7:50 pm presentation by Lee Ann Laurent-Applegate, “Cell Therapy Advances in Modern Regenerative Medicine”
8:20 pm audience Q&A
8:45 pm reception, networking
10:00 pm doors close
Lee Ann Laurent-Applegate
Lee Ann Laurent-Applegate earned her doctorate at the University of New Mexico. She moved to Switzerland for an International Fellowship for Cancer Research Award in 1989 and is currently the director of cellular therapies in the department of musculoskeletal medicine. She holds joint appointments at EPFL and the University of Zurich. Laurent-Applegate has developed cellular therapies for different clinical applications since 1993 using progenitor cells from musculoskeletal tissues and particularly for the treatment of burn patients, with a special interest in the safety and stability of cellular therapies.
Wassim Raffoul is a board-certified physician in both plastic and reconstructive surgery and in surgery of the hand and peripheral nerves. Raffoul is the head of the plastic and reconstructive surgery department and the head of all activities in this sector for the National Burn Center in Lausanne. His principal areas of research center on wound healing and reconstruction of the skin with new cellular therapies and regeneration of peripheral nerves. He is a founding member of Flavie, the national association for burn victims in Switzerland, and co-director of the Swiss Military Major Burn Disaster Management Plan. His expertise in reconstruction of all tissues is central to traumatology management and the exploration of innovative tissue engineering therapeutics.
Murielle Michetti’s interests cover both photography and biological medicine. From 1983 to 2000, Michetti worked as a biological laboratory assistant in Lausanne, Tokyo, and Boston before graduating in 2005 from the School of Applied Arts for Photography in Vevey, Switzerland. Throughout her apprenticeship, she has been the student of prominent photographers such as Arno Raphael Minkkinen, Arnaud Claass, Joan Fontcuberta, and Dolores Marat. Since 2004, she has exhibited her work at various festivals, museums, and galleries across Europe.
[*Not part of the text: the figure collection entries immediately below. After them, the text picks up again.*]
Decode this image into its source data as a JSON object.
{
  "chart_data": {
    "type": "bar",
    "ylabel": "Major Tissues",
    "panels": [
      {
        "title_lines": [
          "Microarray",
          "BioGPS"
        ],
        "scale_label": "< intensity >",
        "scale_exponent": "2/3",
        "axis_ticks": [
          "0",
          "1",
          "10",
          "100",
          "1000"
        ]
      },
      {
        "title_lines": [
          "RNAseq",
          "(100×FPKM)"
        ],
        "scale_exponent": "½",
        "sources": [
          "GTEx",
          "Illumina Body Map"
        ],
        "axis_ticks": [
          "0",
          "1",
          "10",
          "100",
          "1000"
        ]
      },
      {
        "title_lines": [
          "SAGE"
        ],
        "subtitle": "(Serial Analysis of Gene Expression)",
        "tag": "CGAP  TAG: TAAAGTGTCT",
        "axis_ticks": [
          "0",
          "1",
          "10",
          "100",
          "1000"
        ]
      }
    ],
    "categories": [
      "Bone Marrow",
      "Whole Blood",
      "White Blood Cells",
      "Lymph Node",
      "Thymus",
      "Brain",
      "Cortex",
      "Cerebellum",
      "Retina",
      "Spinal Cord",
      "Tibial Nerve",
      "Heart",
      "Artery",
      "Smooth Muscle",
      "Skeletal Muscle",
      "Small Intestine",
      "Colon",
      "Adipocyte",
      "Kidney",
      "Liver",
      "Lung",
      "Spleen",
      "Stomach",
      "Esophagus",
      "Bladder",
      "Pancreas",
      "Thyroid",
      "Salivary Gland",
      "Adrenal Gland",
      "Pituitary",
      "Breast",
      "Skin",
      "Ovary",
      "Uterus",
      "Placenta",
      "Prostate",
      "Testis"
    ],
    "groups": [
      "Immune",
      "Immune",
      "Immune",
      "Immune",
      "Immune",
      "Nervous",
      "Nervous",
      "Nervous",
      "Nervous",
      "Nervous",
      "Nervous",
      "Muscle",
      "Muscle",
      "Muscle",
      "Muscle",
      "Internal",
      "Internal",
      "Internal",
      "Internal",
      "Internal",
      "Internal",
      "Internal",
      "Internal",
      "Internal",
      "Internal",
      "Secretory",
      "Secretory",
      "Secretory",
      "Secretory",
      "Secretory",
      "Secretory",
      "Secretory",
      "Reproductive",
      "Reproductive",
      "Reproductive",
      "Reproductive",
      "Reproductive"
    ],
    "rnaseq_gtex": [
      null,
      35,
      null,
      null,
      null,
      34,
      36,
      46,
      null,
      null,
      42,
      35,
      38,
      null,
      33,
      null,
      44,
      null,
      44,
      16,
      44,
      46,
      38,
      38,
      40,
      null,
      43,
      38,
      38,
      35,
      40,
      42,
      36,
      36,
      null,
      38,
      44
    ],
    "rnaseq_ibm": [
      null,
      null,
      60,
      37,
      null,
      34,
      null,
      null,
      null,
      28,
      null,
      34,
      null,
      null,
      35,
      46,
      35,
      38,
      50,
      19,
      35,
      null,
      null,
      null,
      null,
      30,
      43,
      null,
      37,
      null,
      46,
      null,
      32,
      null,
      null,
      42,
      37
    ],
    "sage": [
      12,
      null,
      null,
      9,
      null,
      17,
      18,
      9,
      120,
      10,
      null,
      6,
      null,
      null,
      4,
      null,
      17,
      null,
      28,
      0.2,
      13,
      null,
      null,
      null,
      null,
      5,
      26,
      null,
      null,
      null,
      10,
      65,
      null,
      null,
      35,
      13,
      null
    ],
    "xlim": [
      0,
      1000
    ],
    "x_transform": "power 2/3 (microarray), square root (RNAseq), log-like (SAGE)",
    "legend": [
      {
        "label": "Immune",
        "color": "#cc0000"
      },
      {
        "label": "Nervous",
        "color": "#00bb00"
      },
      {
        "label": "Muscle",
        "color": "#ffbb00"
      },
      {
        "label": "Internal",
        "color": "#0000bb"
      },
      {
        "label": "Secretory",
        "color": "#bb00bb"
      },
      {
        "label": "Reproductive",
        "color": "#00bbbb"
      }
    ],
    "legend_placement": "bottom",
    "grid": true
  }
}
Michetti has won several awards, including a special photography award from La Montre Hermès in 2005 and the 2008 Voies Off 2nd Prize in Arles, France. Her work has also appeared in various publications, notably Space Cowboys in 2009, a monograph devoted to the toys created by François Burland, Vevey ville d’images in 2008, and in Faces: the New Photographic Portrait by William A. Ewing in 2008. In April 2012, she joined Lee-Ann Laurent Applegate’s research team at the University of Lausanne.